Ein kluger Kopf des frühen Christentums, Paulus, brachte eine für ihn zentrale Erfahrung aus dem Glauben so ins Wort: „Wo der Geist des Herrn ist, da ist Freiheit!“
„Freiheit“: Dazu darf uns heute nicht nur die „Statue of Liberty“ vor Manhattan einfallen oder Westernhagens schöner Song zur Freiheit. Sondern auch: Es gibt eine Freiheit aus Gottverbundenheit, die kann einem niemand nehmen! Das ist urchristliche Erfahrung und wurde immer wieder „gefährliche Erinnerung“, weil Christinnen und Christen da heraus „alles wagten“ – auch wenn die Amtskirche infolge der konstantinischen Wende vieles dafür getan hat, diese Freiheit immer wieder „einzuzäunen“.
Aus dieser gefährlichen Freiheitserinnerung heraus fanden ein Dietrich Bonhoeffer, eine Sophie Scholl, ein Alfred Delp und andere die Kraft zum Widerstand in nationalsozialistischer Zeit gegen die Barbarei und systemische Vernichtung von Leben.
Dieser Geist gab – trotz staatlicher Verfolgung durch das Putin-Regime – einem Alexei Nawalny die Kraft im Schlusswort des letzten Prozesses die Worte der Bergpredigt zu zitieren: „Selig sind, die hungern und dürsten nach der Gerechtigkeit, denn sie werden satt werden“ (Matthäusevangelium 5,6).

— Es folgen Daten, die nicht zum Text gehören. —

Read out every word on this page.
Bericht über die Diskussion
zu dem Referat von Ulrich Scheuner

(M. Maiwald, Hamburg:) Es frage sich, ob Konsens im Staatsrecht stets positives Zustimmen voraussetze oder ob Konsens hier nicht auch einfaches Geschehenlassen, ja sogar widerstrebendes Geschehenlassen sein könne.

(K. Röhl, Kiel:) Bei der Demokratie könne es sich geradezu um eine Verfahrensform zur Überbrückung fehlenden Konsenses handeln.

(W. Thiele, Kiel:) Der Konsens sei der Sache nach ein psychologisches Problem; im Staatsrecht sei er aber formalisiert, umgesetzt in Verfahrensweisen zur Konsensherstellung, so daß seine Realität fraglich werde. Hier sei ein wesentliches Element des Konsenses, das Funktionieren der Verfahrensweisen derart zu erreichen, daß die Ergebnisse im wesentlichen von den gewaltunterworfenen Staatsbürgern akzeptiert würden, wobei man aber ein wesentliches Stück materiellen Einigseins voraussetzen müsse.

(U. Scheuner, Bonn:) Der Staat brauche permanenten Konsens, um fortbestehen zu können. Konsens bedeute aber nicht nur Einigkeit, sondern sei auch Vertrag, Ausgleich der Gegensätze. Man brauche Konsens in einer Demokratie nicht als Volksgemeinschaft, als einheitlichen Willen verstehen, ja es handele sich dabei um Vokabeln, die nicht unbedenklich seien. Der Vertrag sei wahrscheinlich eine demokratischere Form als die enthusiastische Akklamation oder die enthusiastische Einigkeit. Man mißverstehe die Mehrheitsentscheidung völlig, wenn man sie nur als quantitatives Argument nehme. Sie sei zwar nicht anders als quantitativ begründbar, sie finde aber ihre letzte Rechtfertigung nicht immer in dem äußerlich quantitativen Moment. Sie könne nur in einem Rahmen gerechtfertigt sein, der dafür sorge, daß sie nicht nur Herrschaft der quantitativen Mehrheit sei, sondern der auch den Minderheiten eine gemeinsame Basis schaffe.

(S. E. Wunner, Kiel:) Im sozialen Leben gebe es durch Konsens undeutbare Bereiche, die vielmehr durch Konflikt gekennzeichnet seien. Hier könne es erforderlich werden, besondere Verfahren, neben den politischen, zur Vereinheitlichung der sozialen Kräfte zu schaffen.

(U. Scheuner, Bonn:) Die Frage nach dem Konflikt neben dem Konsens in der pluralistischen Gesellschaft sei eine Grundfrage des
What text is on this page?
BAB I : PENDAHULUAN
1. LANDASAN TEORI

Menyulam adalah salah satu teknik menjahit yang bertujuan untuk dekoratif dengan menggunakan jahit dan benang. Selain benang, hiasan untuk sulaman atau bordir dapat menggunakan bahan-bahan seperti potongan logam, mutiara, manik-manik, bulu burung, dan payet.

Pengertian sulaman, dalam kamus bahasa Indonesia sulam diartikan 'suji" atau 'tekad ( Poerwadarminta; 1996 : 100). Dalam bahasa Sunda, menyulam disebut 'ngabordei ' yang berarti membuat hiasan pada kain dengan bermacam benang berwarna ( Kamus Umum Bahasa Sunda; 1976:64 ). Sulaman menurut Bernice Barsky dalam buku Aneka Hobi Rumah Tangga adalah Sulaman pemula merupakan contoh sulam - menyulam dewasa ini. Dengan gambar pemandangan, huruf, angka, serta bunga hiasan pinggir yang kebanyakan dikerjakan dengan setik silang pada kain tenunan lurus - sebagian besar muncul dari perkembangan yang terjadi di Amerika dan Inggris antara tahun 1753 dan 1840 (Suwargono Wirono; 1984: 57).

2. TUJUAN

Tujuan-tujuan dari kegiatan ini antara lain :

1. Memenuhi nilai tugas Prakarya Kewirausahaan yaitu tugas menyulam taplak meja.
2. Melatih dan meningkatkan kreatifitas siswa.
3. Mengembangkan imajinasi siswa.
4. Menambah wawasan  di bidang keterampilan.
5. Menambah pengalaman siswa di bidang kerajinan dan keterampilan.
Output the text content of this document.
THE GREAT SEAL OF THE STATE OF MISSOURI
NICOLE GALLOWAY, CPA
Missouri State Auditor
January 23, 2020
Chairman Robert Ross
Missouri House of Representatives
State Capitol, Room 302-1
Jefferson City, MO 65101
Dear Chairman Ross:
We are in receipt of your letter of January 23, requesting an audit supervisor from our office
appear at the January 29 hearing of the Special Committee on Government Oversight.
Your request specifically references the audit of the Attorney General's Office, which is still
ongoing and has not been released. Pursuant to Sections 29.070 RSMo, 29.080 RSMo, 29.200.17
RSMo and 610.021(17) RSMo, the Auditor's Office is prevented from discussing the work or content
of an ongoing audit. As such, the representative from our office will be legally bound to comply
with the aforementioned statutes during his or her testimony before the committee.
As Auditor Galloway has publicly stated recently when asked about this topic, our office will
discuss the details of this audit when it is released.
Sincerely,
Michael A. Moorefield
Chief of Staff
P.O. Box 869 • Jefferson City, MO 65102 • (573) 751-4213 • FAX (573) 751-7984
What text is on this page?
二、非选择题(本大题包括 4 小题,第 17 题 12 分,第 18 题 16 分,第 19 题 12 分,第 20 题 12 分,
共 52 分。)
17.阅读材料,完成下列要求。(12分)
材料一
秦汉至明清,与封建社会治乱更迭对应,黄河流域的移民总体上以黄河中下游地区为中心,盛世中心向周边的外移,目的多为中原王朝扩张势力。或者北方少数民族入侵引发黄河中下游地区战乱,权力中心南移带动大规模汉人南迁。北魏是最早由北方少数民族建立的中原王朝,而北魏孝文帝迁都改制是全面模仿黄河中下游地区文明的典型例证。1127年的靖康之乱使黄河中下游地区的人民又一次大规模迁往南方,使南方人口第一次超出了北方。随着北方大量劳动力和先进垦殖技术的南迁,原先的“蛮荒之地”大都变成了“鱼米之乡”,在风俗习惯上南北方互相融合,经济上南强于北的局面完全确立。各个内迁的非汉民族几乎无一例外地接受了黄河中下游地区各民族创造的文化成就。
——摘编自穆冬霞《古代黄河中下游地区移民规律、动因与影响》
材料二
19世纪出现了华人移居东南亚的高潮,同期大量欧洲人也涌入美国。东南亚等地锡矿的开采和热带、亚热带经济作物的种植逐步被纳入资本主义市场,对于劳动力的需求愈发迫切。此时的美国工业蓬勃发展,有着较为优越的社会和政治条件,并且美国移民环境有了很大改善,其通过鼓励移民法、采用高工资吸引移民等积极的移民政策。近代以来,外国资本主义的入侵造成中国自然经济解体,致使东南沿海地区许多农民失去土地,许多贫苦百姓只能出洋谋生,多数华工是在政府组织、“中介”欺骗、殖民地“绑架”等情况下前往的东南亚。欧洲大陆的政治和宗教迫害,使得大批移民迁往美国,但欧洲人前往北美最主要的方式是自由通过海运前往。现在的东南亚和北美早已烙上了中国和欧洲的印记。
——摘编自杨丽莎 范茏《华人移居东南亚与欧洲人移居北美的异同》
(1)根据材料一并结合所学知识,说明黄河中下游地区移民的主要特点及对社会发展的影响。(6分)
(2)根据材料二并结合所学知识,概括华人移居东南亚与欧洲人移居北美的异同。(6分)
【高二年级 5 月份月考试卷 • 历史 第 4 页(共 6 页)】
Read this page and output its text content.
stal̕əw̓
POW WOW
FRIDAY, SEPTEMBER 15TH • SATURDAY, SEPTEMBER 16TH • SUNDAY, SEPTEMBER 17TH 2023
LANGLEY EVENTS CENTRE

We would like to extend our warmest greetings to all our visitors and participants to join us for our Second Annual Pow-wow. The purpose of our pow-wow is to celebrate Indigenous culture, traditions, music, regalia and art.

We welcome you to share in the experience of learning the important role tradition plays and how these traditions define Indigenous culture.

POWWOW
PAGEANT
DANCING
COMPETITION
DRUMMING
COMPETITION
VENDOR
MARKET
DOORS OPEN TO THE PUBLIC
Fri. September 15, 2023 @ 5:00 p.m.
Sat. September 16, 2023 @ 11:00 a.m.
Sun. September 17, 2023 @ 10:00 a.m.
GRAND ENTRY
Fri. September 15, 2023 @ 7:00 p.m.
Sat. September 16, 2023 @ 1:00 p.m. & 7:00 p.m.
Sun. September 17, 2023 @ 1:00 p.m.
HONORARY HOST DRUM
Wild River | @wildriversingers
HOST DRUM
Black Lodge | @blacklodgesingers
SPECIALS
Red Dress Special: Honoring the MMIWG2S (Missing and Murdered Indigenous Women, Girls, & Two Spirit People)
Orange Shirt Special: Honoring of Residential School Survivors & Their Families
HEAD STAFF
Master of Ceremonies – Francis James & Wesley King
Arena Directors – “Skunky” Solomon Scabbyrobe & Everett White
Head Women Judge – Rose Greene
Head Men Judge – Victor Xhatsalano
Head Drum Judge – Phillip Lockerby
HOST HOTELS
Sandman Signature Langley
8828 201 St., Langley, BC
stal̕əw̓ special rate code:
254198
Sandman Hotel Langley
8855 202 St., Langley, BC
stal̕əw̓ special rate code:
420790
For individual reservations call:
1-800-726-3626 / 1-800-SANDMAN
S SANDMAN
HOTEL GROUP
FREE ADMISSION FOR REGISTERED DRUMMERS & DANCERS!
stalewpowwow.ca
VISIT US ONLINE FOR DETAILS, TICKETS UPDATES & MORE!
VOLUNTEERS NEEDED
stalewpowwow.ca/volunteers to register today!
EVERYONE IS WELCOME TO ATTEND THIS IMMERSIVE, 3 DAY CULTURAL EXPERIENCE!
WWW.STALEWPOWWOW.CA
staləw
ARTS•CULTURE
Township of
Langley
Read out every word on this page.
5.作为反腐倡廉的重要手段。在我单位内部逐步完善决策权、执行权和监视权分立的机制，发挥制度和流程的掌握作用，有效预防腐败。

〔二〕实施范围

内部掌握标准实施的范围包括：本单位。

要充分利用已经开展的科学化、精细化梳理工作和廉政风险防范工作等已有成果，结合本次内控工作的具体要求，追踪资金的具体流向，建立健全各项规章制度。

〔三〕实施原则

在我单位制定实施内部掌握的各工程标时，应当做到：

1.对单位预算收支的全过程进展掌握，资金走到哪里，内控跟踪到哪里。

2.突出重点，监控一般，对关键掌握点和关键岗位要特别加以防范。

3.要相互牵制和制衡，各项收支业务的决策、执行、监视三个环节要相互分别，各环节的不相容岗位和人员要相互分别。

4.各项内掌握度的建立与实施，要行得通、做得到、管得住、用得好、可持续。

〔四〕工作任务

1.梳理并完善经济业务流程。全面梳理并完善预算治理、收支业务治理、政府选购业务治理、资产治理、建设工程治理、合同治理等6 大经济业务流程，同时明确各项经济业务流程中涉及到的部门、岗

Das möge „exotisch und seltsam klingen“ – so sagte er, aber er sei der Überzeugung, dass sich „am Ende die Wahrheit durchsetze und der Durst nach Gerechtigkeit gestillt werde“. Für ihn die Freiheitsbotschaft gegen den herrschenden Totalitarismus in seinem Land.
Es ist wohl so, dass dieser Geist in den vergangenen Monaten und Wochen auch manchen in unserem Land aufstehen und auf die Straßen und Plätze gehen ließ, um – angesichts der menschenverachtenden Überlegungen einer rechten Gruppe in Potsdam und vieler AfD-Politiker – deutlich zu machen, dass eine offene Gesellschaft und Toleranz, Rechtsstaatlichkeit und Demokratie die eigentlichen Eckpfeiler gegen Unfreiheit und Ausgrenzung sowie Menschenverachtung und Faschismus sind.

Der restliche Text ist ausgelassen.